Yang Tao, Yang Yingxue, Chen Yong, Tang Minghai, Shi Mingsong, Tian Yang, Yuan Xue, Yang Zhuang, Chen Lijuan
State Key Laboratory of Biotherapy and Cancer Center and Collaborative Innovation Center of Biotherapy, West China Hospital of Sichuan University, Chengdu, 610041, China.
State Key Laboratory of Biotherapy and Cancer Center and Collaborative Innovation Center of Biotherapy, West China Hospital of Sichuan University, Chengdu, 610041, China.
Eur J Med Chem. 2023 Mar 15;250:115168. doi: 10.1016/j.ejmech.2023.115168. Epub 2023 Feb 7.
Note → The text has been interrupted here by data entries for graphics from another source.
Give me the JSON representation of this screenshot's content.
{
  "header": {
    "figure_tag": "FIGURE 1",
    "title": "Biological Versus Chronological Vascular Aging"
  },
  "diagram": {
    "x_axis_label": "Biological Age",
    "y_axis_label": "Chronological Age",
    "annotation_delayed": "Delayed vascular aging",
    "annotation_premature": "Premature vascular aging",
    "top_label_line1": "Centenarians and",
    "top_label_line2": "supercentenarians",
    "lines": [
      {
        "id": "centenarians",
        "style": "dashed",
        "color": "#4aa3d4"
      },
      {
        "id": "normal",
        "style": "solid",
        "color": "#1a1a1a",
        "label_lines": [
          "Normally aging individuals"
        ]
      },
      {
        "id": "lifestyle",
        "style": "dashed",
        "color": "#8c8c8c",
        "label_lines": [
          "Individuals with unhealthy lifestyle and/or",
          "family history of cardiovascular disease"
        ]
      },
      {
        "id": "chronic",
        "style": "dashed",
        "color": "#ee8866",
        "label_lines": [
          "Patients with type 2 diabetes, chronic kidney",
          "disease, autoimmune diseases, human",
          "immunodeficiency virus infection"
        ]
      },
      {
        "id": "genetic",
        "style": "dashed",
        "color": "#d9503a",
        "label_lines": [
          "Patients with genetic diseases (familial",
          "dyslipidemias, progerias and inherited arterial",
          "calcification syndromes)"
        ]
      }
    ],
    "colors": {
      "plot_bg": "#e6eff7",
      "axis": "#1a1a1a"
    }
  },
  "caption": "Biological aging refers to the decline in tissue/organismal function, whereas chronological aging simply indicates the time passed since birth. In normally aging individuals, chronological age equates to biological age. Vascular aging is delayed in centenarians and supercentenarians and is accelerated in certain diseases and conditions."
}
Autophagy inducers are promising agents for treating certain medical illnesses, while no safe autophagy inducers are in clinical applications. Cdc2-like kinase 1 (Clk1) inhibitors induce autophagy efficiently; however, most Clk1 inhibitors lack selectivity, especially against Dyrk1A kinase. Herein, we report a series of 1H-pyrrolo[2,3-b]pyridin-5-amine derivatives as novel Clk1 inhibitors. Through detailed structural modification and structure-activity relationship studies, compound 10ad shows potent and selective inhibition for Clk1, with an IC value of 5 nM and over 300-fold selectivity for Dyrk1A. Related kinase screening also validates the selectivity of compound 10ad. Furthermore, compound 10ad potently induces autophagy in vitro and exhibits significant hepatoprotective effects in the acute liver injury model induced by acetaminophen (paracetamol). In general, due to the excellent potency and selectivity, compound 10ad was worth further investigation in the treatment of autophagy-related diseases.
自噬诱导剂是治疗某些疾病的有前景的药物,但目前尚无安全的自噬诱导剂应用于临床。Cdc2样激酶1(Clk1)抑制剂能有效诱导自噬;然而,大多数Clk1抑制剂缺乏选择性,尤其是对双重特异性酪氨酸磷酸化调节激酶1A(Dyrk1A)激酶。在此,我们报道了一系列新型的1H-吡咯并[2,3-b]吡啶-5-胺衍生物作为Clk1抑制剂。通过详细的结构修饰和构效关系研究,化合物10ad对Clk1表现出强效且选择性的抑制作用,其IC值为5 nM,对Dyrk1A的选择性超过300倍。相关激酶筛选也验证了化合物10ad的选择性。此外,化合物10ad在体外能有效诱导自噬,并在对乙酰氨基酚(扑热息痛)诱导的急性肝损伤模型中表现出显著的肝保护作用。总体而言,由于其优异的活性和选择性,化合物10ad在自噬相关疾病的治疗中值得进一步研究。